Ob Engelhardt und Niemann, ob der stets konzentrierte, technisch saubere und Sicherheit verkörpernde Robert Tesche, ob ein an die Stärke der Vorsaison erinnernder Lukas Kunze oder Kapitän Timo Beermann, der nach seiner Vertragsverlängerung in entscheidenden Situationen all seine Routine ausspielte: Es ließen sich viele hervorheben an jenem Nachmittag, an dem einzig in der Viertelstunde vor dem Pausenpfiff die Souveränität abhandenkam. Ja, auch das 28. Gegentor gehörte zur Wahrheit dieser Saison: ein kurzer unachtsamer Moment, Kunze war nicht beim
Gegner, Torwart-Rückkehrer Philipp Kühn, der den Vorzug von Daniel Adamczyk erhielt, am kurzen Pfosten orientiert und ein einziges Mal geschlagen.
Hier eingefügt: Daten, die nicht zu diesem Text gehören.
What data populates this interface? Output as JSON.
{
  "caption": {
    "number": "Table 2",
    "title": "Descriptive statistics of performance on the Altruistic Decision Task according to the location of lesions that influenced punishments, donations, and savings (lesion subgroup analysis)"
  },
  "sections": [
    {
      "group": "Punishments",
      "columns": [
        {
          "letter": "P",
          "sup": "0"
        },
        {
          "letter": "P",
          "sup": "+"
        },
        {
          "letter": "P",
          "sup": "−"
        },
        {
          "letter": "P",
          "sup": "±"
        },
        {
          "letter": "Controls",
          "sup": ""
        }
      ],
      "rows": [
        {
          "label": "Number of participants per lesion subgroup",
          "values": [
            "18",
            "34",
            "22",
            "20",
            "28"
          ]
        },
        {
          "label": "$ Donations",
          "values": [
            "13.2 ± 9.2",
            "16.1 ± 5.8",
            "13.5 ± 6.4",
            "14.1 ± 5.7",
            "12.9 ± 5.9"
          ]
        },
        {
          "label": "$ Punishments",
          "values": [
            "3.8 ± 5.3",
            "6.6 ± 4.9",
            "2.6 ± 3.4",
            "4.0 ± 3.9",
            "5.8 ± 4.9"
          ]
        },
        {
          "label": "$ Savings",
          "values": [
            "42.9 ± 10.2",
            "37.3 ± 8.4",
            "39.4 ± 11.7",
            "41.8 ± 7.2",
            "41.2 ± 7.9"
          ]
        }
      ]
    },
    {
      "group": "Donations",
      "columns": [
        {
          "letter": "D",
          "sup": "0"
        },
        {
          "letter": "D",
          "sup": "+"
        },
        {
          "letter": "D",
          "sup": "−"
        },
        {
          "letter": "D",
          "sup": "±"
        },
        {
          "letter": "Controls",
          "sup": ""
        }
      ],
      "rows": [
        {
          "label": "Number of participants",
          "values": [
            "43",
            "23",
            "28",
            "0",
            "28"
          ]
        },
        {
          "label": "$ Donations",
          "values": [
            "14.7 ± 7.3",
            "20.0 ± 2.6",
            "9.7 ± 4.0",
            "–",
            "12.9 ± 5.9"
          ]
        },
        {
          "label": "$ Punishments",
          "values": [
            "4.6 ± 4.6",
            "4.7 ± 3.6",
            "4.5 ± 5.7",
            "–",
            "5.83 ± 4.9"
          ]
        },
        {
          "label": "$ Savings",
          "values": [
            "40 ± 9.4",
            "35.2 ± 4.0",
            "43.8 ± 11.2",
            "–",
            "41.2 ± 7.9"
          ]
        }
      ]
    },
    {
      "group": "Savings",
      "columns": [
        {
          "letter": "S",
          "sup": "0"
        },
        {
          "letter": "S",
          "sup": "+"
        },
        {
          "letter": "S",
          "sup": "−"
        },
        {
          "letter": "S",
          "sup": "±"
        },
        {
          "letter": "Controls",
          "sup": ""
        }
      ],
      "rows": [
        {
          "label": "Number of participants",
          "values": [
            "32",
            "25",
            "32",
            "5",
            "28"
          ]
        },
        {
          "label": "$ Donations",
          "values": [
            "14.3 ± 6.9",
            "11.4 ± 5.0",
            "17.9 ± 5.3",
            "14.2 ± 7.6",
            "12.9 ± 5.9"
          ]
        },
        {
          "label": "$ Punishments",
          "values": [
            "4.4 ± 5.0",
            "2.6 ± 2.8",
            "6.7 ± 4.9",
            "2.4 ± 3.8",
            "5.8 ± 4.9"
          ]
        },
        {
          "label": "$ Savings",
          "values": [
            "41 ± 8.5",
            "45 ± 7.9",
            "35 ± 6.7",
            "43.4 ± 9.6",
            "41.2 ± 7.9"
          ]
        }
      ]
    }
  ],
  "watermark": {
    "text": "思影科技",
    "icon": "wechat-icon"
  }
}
Lieber sprach der 30-Jährige über das mehrheitlich Positive vom Jahresauftakt: "Jeder ist mit seiner Mentalität hereingeflogen", beschrieb er die Startphase des Spiels bei "MagentaSport". "Wir haben auf diesen Restart gebrannt und das hat hoffentlich jeder gesehen." Das stimmte, denn das späte wie verdiente 3:1 hätte schon deutlich früher fallen können, vielleicht auch müssen.
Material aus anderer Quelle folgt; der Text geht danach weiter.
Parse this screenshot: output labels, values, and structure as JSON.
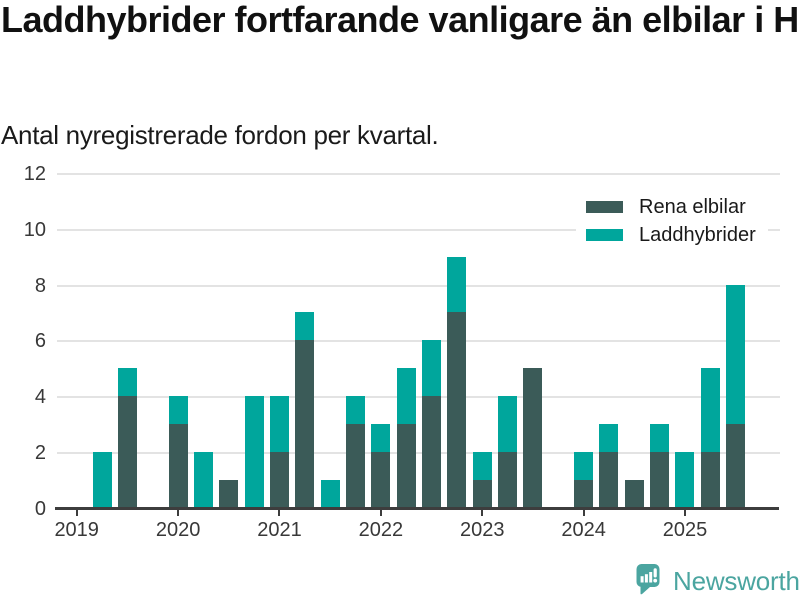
{
  "chart_data": {
    "type": "bar",
    "stacked": true,
    "title": "Laddhybrider fortfarande vanligare än elbilar i Högsby",
    "subtitle": "Antal nyregistrerade fordon per kvartal.",
    "categories": [
      "2019 kv1",
      "2019 kv2",
      "2019 kv3",
      "2019 kv4",
      "2020 kv1",
      "2020 kv2",
      "2020 kv3",
      "2020 kv4",
      "2021 kv1",
      "2021 kv2",
      "2021 kv3",
      "2021 kv4",
      "2022 kv1",
      "2022 kv2",
      "2022 kv3",
      "2022 kv4",
      "2023 kv1",
      "2023 kv2",
      "2023 kv3",
      "2023 kv4",
      "2024 kv1",
      "2024 kv2",
      "2024 kv3",
      "2024 kv4",
      "2025 kv1",
      "2025 kv2",
      "2025 kv3"
    ],
    "series": [
      {
        "name": "Rena elbilar",
        "color": "#3b5b58",
        "values": [
          0,
          0,
          4,
          0,
          3,
          0,
          1,
          0,
          2,
          6,
          0,
          3,
          2,
          3,
          4,
          7,
          1,
          2,
          5,
          0,
          1,
          2,
          1,
          2,
          0,
          2,
          3
        ]
      },
      {
        "name": "Laddhybrider",
        "color": "#00a69c",
        "values": [
          0,
          2,
          1,
          0,
          1,
          2,
          0,
          4,
          2,
          1,
          1,
          1,
          1,
          2,
          2,
          2,
          1,
          2,
          0,
          0,
          1,
          1,
          0,
          1,
          2,
          3,
          5
        ]
      }
    ],
    "x_tick_labels": [
      "2019",
      "2020",
      "2021",
      "2022",
      "2023",
      "2024",
      "2025"
    ],
    "y_ticks": [
      0,
      2,
      4,
      6,
      8,
      10,
      12
    ],
    "ylim": [
      0,
      12
    ],
    "grid": "horizontal",
    "legend_position": "top-right"
  },
  "colors": {
    "axis": "#3d3d3d",
    "gridline": "#e3e3e3",
    "axis_text": "#383838",
    "title_text": "#111111"
  },
  "footer": {
    "brand": "Newsworthy",
    "brand_color": "#4ba5a0",
    "logo_icon": "newsworthy-speech-bubble-barchart-icon"
  }
}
"So gespielt, wie wir gesehen werden wollen"
25 Punkte und eine wieder ausgeglichene Bilanz von sieben Siegen, vier Remis und sieben Niederlagen – vom Abstiegskampf, immerhin Realität des vergangenen Herbstes, hat sich der VfL mit Nachdruck verabschiedet. Die spielerischen Ansätze, die sich hinter witterungsbedingt Dutzender hoher Spieleröffnungen verbargen und für situative Glanzmomente sorgten, machen dem lila-weißen Anhang Mut für ein besseres Sportjahr. "Wir haben so gespielt, wie wir gesehen werden wollen", sagte Schweinsteiger. "Ich glaube, man hat heute gesehen, für welchen Fußball und welche Mentalität wir stehen." Auch nach der ersten gemeinsamen Vorbereitung mit seinem Team sei die Entwicklung noch längst nicht abgeschlossen, merkte Schweinsteiger an.
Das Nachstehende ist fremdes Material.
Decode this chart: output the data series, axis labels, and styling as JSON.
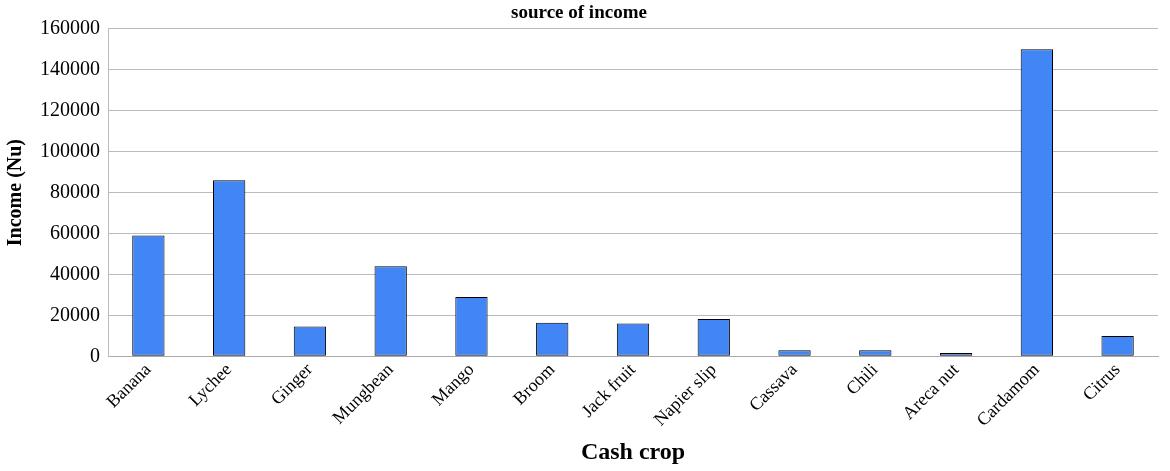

War es eine nett verpackte, nur zwischen den Zeilen wahrnehmbare Warnung an die Konkurrenz? Der erste Härtetest bei scheußlichem Wetter bot sogar einige Argumente, warum dieses Team 20 Spieltage vor dem Saisonende auch für eine Aufholjagd noch nicht völlig abgeschrieben werden sollte.